MOUNT VERNON — The Building Trades and Carpentry classes at the Knox County Career Center and the Habitat for Humanity of Knox County have formed a partnership, wherein habitat buys the lumber for homes to be built and the classes construct the framework.
The first project has just been completed in a big work shop at the KCCC. Instructors Keith Chester of the carpentry department and Colby Clippinger of building trades coordinated their classes for the project.
The cooperative project will decrease the build time for homes for Habitat for Humanity. John Darmstadt, construction coordinator for habitat, explained that habitat traditionally has a “blitz build,” a two-day weekend where volunteers frame up a home and hope to get it under roof in that time span. It is a huge effort that requires a large number of volunteers to “stick build” a house in just two days.
On this first project under the new partnership, the KCCC classes framed the 1,200-square-foot home in their workshop. Two objectives are met doing the construction this way. The students learn how to read blueprints, cut lumber to the required sizes, and construct the exterior walls and interior framing for the rooms; and habitat has a home that only has to be taken to the site and put together.
A feature of this house is the use of 2-by-6-inch studs in the exterior walls. The extra 2 inches width of space in the walls, where regular 2-by-4-inch studs would normally be used, allows for extra insulation in the exterior walls.
The home will be in Apple Valley. The foundation and basement will be ready for construction of the house during the blitz build scheduled for April 23 and 24. With the home closed to the weather, the interior can be completed along with electrical, plumbing and heating.
The home is for Cathy Bostwick and her teenage daughter, who now live in an apartment. Bostwick said she can hardly wait for the home to be completed. They have already packed all they can, anticipating the move to their new home.
Three needs are required for a family to have a home built for them by habitat: The need for a home; a median income of 30 percent to 50 percent of the community; and 250 hours of “sweat equity,” or actual labor by the family receiving the home. The family pays off the $65,000 to $70,000 interest-free loan from habitat over 30 years. The money repaid then goes toward building other homes. Darmstadt said the cost of doing it this way is much less than a commercial loan.
Much of the money to construct these homes came from an opportunity that presented itself about three years ago.
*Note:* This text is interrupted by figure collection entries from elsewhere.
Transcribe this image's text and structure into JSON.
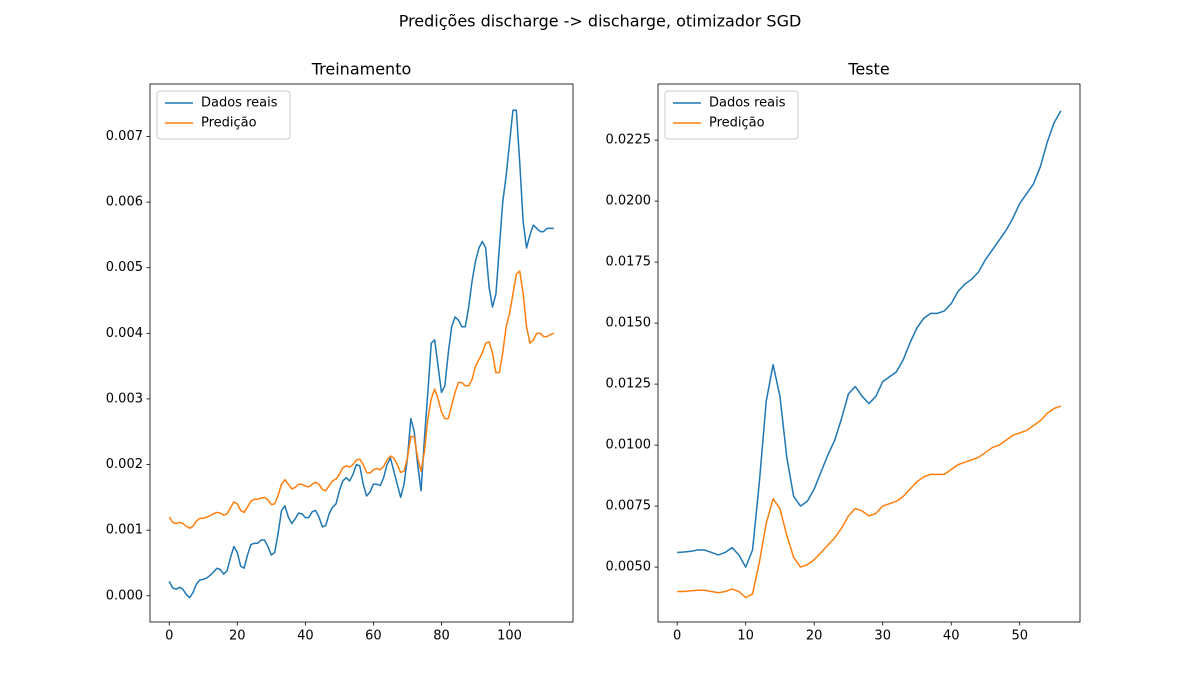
{
  "title": "Predições discharge -> discharge, otimizador SGD",
  "chart_data": [
    {
      "type": "line",
      "title": "Treinamento",
      "legend": "upper left",
      "x": [
        0,
        1,
        2,
        3,
        4,
        5,
        6,
        7,
        8,
        9,
        10,
        11,
        12,
        13,
        14,
        15,
        16,
        17,
        18,
        19,
        20,
        21,
        22,
        23,
        24,
        25,
        26,
        27,
        28,
        29,
        30,
        31,
        32,
        33,
        34,
        35,
        36,
        37,
        38,
        39,
        40,
        41,
        42,
        43,
        44,
        45,
        46,
        47,
        48,
        49,
        50,
        51,
        52,
        53,
        54,
        55,
        56,
        57,
        58,
        59,
        60,
        61,
        62,
        63,
        64,
        65,
        66,
        67,
        68,
        69,
        70,
        71,
        72,
        73,
        74,
        75,
        76,
        77,
        78,
        79,
        80,
        81,
        82,
        83,
        84,
        85,
        86,
        87,
        88,
        89,
        90,
        91,
        92,
        93,
        94,
        95,
        96,
        97,
        98,
        99,
        100,
        101,
        102,
        103,
        104,
        105,
        106,
        107,
        108,
        109,
        110,
        111,
        112,
        113
      ],
      "series": [
        {
          "name": "Dados reais",
          "color": "#1f77b4",
          "values": [
            0.00022,
            0.00012,
            0.0001,
            0.00013,
            0.0001,
            2e-05,
            -3e-05,
            5e-05,
            0.00018,
            0.00024,
            0.00025,
            0.00027,
            0.00031,
            0.00036,
            0.00042,
            0.0004,
            0.00033,
            0.00038,
            0.00058,
            0.00075,
            0.00066,
            0.00045,
            0.00042,
            0.00062,
            0.00078,
            0.0008,
            0.0008,
            0.00085,
            0.00085,
            0.00075,
            0.00062,
            0.00066,
            0.00095,
            0.0013,
            0.00137,
            0.0012,
            0.0011,
            0.00117,
            0.00126,
            0.00125,
            0.00119,
            0.00119,
            0.00128,
            0.0013,
            0.0012,
            0.00105,
            0.00107,
            0.00125,
            0.00135,
            0.0014,
            0.0016,
            0.00175,
            0.0018,
            0.00175,
            0.00185,
            0.002,
            0.00198,
            0.0017,
            0.00152,
            0.00158,
            0.0017,
            0.0017,
            0.00168,
            0.0018,
            0.002,
            0.0021,
            0.0019,
            0.0017,
            0.0015,
            0.0017,
            0.0021,
            0.0027,
            0.0025,
            0.002,
            0.0016,
            0.0024,
            0.0031,
            0.00385,
            0.0039,
            0.0035,
            0.0031,
            0.0032,
            0.0037,
            0.0041,
            0.00425,
            0.0042,
            0.0041,
            0.0041,
            0.0044,
            0.0048,
            0.0051,
            0.0053,
            0.0054,
            0.0053,
            0.0047,
            0.0044,
            0.0046,
            0.0053,
            0.006,
            0.0064,
            0.0069,
            0.0074,
            0.0074,
            0.0066,
            0.0057,
            0.0053,
            0.0055,
            0.00565,
            0.0056,
            0.00555,
            0.00555,
            0.0056,
            0.0056,
            0.0056
          ]
        },
        {
          "name": "Predição",
          "color": "#ff7f0e",
          "values": [
            0.0012,
            0.00112,
            0.0011,
            0.00112,
            0.0011,
            0.00106,
            0.00103,
            0.00106,
            0.00114,
            0.00118,
            0.00118,
            0.0012,
            0.00122,
            0.00125,
            0.00127,
            0.00126,
            0.00123,
            0.00125,
            0.00134,
            0.00143,
            0.0014,
            0.0013,
            0.00127,
            0.00135,
            0.00144,
            0.00147,
            0.00147,
            0.00149,
            0.0015,
            0.00146,
            0.00139,
            0.0014,
            0.00153,
            0.0017,
            0.00177,
            0.0017,
            0.00163,
            0.00165,
            0.0017,
            0.0017,
            0.00167,
            0.00166,
            0.0017,
            0.00173,
            0.0017,
            0.00162,
            0.0016,
            0.00168,
            0.00175,
            0.00178,
            0.00185,
            0.00195,
            0.00198,
            0.00196,
            0.002,
            0.00207,
            0.00208,
            0.002,
            0.00188,
            0.00187,
            0.00192,
            0.00194,
            0.00192,
            0.00197,
            0.00207,
            0.00213,
            0.0021,
            0.002,
            0.00188,
            0.0019,
            0.0021,
            0.00243,
            0.00242,
            0.0021,
            0.0019,
            0.0022,
            0.0027,
            0.003,
            0.00315,
            0.003,
            0.0028,
            0.0027,
            0.0027,
            0.0029,
            0.0031,
            0.00325,
            0.00325,
            0.0032,
            0.0032,
            0.0033,
            0.0035,
            0.0036,
            0.0037,
            0.00385,
            0.00387,
            0.0037,
            0.0034,
            0.0034,
            0.0037,
            0.0041,
            0.0043,
            0.0046,
            0.0049,
            0.00495,
            0.0046,
            0.0041,
            0.00385,
            0.0039,
            0.004,
            0.004,
            0.00395,
            0.00395,
            0.00398,
            0.004
          ]
        }
      ],
      "xlim": [
        -5.65,
        118.65
      ],
      "xticks": [
        0,
        20,
        40,
        60,
        80,
        100
      ],
      "ylim": [
        -0.0004,
        0.0078
      ],
      "yticks": [
        {
          "value": 0,
          "label": "0.000"
        },
        {
          "value": 0.001,
          "label": "0.001"
        },
        {
          "value": 0.002,
          "label": "0.002"
        },
        {
          "value": 0.003,
          "label": "0.003"
        },
        {
          "value": 0.004,
          "label": "0.004"
        },
        {
          "value": 0.005,
          "label": "0.005"
        },
        {
          "value": 0.006,
          "label": "0.006"
        },
        {
          "value": 0.007,
          "label": "0.007"
        }
      ]
    },
    {
      "type": "line",
      "title": "Teste",
      "legend": "upper left",
      "x": [
        0,
        1,
        2,
        3,
        4,
        5,
        6,
        7,
        8,
        9,
        10,
        11,
        12,
        13,
        14,
        15,
        16,
        17,
        18,
        19,
        20,
        21,
        22,
        23,
        24,
        25,
        26,
        27,
        28,
        29,
        30,
        31,
        32,
        33,
        34,
        35,
        36,
        37,
        38,
        39,
        40,
        41,
        42,
        43,
        44,
        45,
        46,
        47,
        48,
        49,
        50,
        51,
        52,
        53,
        54,
        55,
        56
      ],
      "series": [
        {
          "name": "Dados reais",
          "color": "#1f77b4",
          "values": [
            0.0056,
            0.00562,
            0.00565,
            0.0057,
            0.0057,
            0.0056,
            0.0055,
            0.0056,
            0.0058,
            0.0055,
            0.005,
            0.0057,
            0.0085,
            0.0118,
            0.0133,
            0.012,
            0.0095,
            0.0079,
            0.0075,
            0.0077,
            0.0082,
            0.0089,
            0.0096,
            0.0102,
            0.0111,
            0.0121,
            0.0124,
            0.012,
            0.0117,
            0.012,
            0.0126,
            0.0128,
            0.013,
            0.0135,
            0.0142,
            0.0148,
            0.0152,
            0.0154,
            0.0154,
            0.0155,
            0.0158,
            0.0163,
            0.0166,
            0.0168,
            0.0171,
            0.0176,
            0.018,
            0.0184,
            0.0188,
            0.0193,
            0.0199,
            0.0203,
            0.0207,
            0.0214,
            0.0224,
            0.0232,
            0.0237
          ]
        },
        {
          "name": "Predição",
          "color": "#ff7f0e",
          "values": [
            0.004,
            0.004,
            0.00403,
            0.00405,
            0.00405,
            0.004,
            0.00395,
            0.004,
            0.0041,
            0.004,
            0.00375,
            0.0039,
            0.0052,
            0.0068,
            0.0078,
            0.0074,
            0.0063,
            0.0054,
            0.005,
            0.0051,
            0.0053,
            0.0056,
            0.0059,
            0.0062,
            0.0066,
            0.0071,
            0.0074,
            0.0073,
            0.0071,
            0.0072,
            0.0075,
            0.0076,
            0.0077,
            0.0079,
            0.0082,
            0.0085,
            0.0087,
            0.0088,
            0.0088,
            0.0088,
            0.009,
            0.0092,
            0.0093,
            0.0094,
            0.0095,
            0.0097,
            0.0099,
            0.01,
            0.0102,
            0.0104,
            0.0105,
            0.0106,
            0.0108,
            0.011,
            0.0113,
            0.0115,
            0.0116
          ]
        }
      ],
      "xlim": [
        -2.8,
        58.8
      ],
      "xticks": [
        0,
        10,
        20,
        30,
        40,
        50
      ],
      "ylim": [
        0.00275,
        0.0248
      ],
      "yticks": [
        {
          "value": 0.005,
          "label": "0.0050"
        },
        {
          "value": 0.0075,
          "label": "0.0075"
        },
        {
          "value": 0.01,
          "label": "0.0100"
        },
        {
          "value": 0.0125,
          "label": "0.0125"
        },
        {
          "value": 0.015,
          "label": "0.0150"
        },
        {
          "value": 0.0175,
          "label": "0.0175"
        },
        {
          "value": 0.02,
          "label": "0.0200"
        },
        {
          "value": 0.0225,
          "label": "0.0225"
        }
      ]
    }
  ]
}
A man from Knox County was doing part-time work tearing down the construction of a Home and Garden show held annually at the Ohio Exposition Center. The show typically discarded the lumber, but said anyone could have it.
Knox County Habitat for Humanity jumped on the opportunity, and salvaged the lumber and carpet. The first year the lumber was used to build a new home. Now it is sold at habitat’s store, ReStore at 120 S. Norton St. The money is then used for the new homes. This year habitat officials also salvaged 2,800 square feet of carpet.